Supone Araceli que si eso mismo, lo del estadio y lo de la guardería, hubiera sucedido en Estados Unidos o algún país europeo, no habría sido una noticia más de la cola de sucesos de los telediarios, sino el asunto primero y principal de referencia, análisis y pertinaz seguimiento y atención. No es justo, y así lo ve. Es como si desde la atalaya en que contemplamos el mundo, que son los medios de comunicación, que son las redes, que son las plataformas, se estableciera de forma no escrita pero explícita que los sucesos que ocurren más allá de los límites de nuestra civilización occidental y, por tanto, las personas que los protagonizan, formaran parte de una segunda fila de seres de atención, en un escalón inferior de nuestras preocupaciones y hasta nuestra solidaridad inmediata. Con lo de los rusos en Ucrania sucede lo mismo. Cierto es que la guerra se libra en Europa, tan en nuestras fronteras que casi podemos escuchar el estrépito de la muerte y el fuego que la provoca, pero no puede Araceli dejar de pensar que esa misma devastación, ese dolor en los ojos de los niños es el mismo si son azules que marrones, si el pelo es rubio o son blancos que si tienen rizos negros y su piel es oscura. Aquí apenas nos llegó el eco de lo que los rusos hicieron en Siria, apenas noticias de un Alepo destruido y, eso sí, la riada de exiliados que llegaron a nuestras fronteras tras un penosísimo viaje y haberlo perdido todo. Se las cerramos, lo que no hemos hecho con los que tenemos más cerca.

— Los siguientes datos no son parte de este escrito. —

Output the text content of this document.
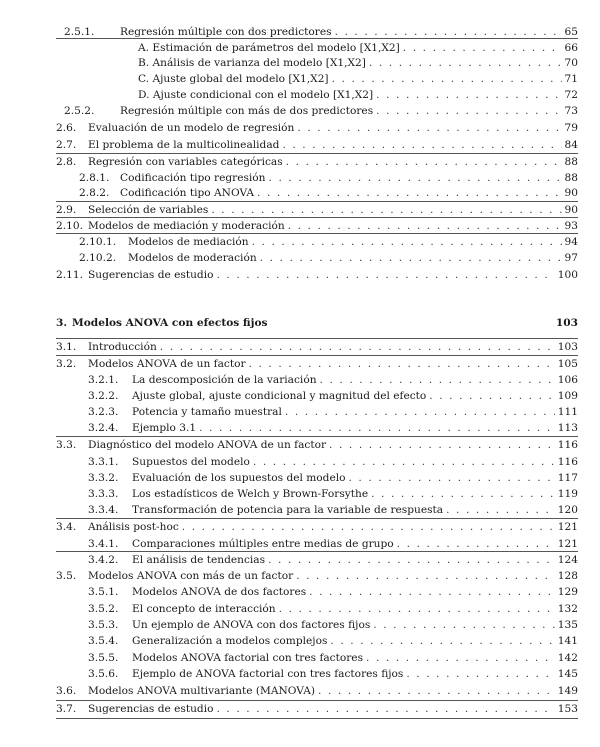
2.5.1.	Regresión múltiple con dos predictores . . .	65
A. Estimación de parámetros del modelo [X1,X2] . . .	66
B. Análisis de varianza del modelo [X1,X2] . . .	70
C. Ajuste global del modelo [X1,X2] . . .	71
D. Ajuste condicional con el modelo [X1,X2] . . .	72
2.5.2.	Regresión múltiple con más de dos predictores . . .	73
2.6.	Evaluación de un modelo de regresión . . .	79
2.7.	El problema de la multicolinealidad . . .	84
2.8.	Regresión con variables categóricas . . .	88
2.8.1.	Codificación tipo regresión . . .	88
2.8.2.	Codificación tipo ANOVA . . .	90
2.9.	Selección de variables . . .	90
2.10. Modelos de mediación y moderación . . .	93
2.10.1.	Modelos de mediación . . .	94
2.10.2.	Modelos de moderación . . .	97
2.11. Sugerencias de estudio . . .	100
3. Modelos ANOVA con efectos fijos	103
3.1.	Introducción . . .	103
3.2.	Modelos ANOVA de un factor . . .	105
3.2.1.	La descomposición de la variación . . .	106
3.2.2.	Ajuste global, ajuste condicional y magnitud del efecto . . .	109
3.2.3.	Potencia y tamaño muestral . . .	111
3.2.4.	Ejemplo 3.1 . . .	113
3.3.	Diagnóstico del modelo ANOVA de un factor . . .	116
3.3.1.	Supuestos del modelo . . .	116
3.3.2.	Evaluación de los supuestos del modelo . . .	117
3.3.3.	Los estadísticos de Welch y Brown-Forsythe . . .	119
3.3.4.	Transformación de potencia para la variable de respuesta . . .	120
3.4.	Análisis post-hoc . . .	121
3.4.1.	Comparaciones múltiples entre medias de grupo . . .	121
3.4.2.	El análisis de tendencias . . .	124
3.5.	Modelos ANOVA con más de un factor . . .	128
3.5.1.	Modelos ANOVA de dos factores . . .	129
3.5.2.	El concepto de interacción . . .	132
3.5.3.	Un ejemplo de ANOVA con dos factores fijos . . .	135
3.5.4.	Generalización a modelos complejos . . .	141
3.5.5.	Modelos ANOVA factorial con tres factores . . .	142
3.5.6.	Ejemplo de ANOVA factorial con tres factores fijos . . .	145
3.6.	Modelos ANOVA multivariante (MANOVA) . . .	149
3.7.	Sugerencias de estudio . . .	153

Y se detiene Araceli en el ingenuo pensamiento de que en realidad son todos iguales. Todos. Nos duelen los de más cerca, los que son como nosotros; eso es humano. Pero no le parece que lo sea otorgar cualidad de segunda especie o congéneres de segunda a los que nos pillan lejos geográfica o culturalmente. Los niños muertos en Tailandia provocan en sus madres el mismo dolor que ella sentiría si alguno de los suyos se le fuera así. La muerte, la soledad, el abandono de niños y adolescentes, el llanto interminable de hombres adultos despojados de presente y futuro, muertos en vida, la tragedia de los que iban a disfrutar y terminan perdiendo la vida, debiera despertar la misma empatía sea cual sea su ubicación en el planeta o su raíz cultural, o su raza.

Es curioso como en un mundo global sin fronteras de información ni comunicación, mantenemos aún cerrada esa puerta, sutil, pero perceptible, a otros seres que viven lejos, comen otras cosas, bailan distinto y rezan a otro dios. Uno de los niños que ha muerto en Tailandia jugaría con el hijo pequeño de Araceli sin parapeto cultural y sin distancia. Hoy su muerte ocupa el mismo espacio que la crisis de gobierno o menos que una declaración política banal.

Quizá los medios tengan la culpa, quizá debieran ser ellos los primeros en romper esa barrera, en salvar la distancia de seguridad que el llamado primer mundo guarda sobre el otro cuando no se trata de negocios o política. Pero también cree que si eso es lo que se ofrece al público es porque no hay, o no parece haber, reclamación de cercanía, disposición a empatizar con los dramas y el dolor de aquellos a quienes solo vemos en la tele o cuando vamos de turismo o a lavarnos la culpa ayudándoles a sobrevivir.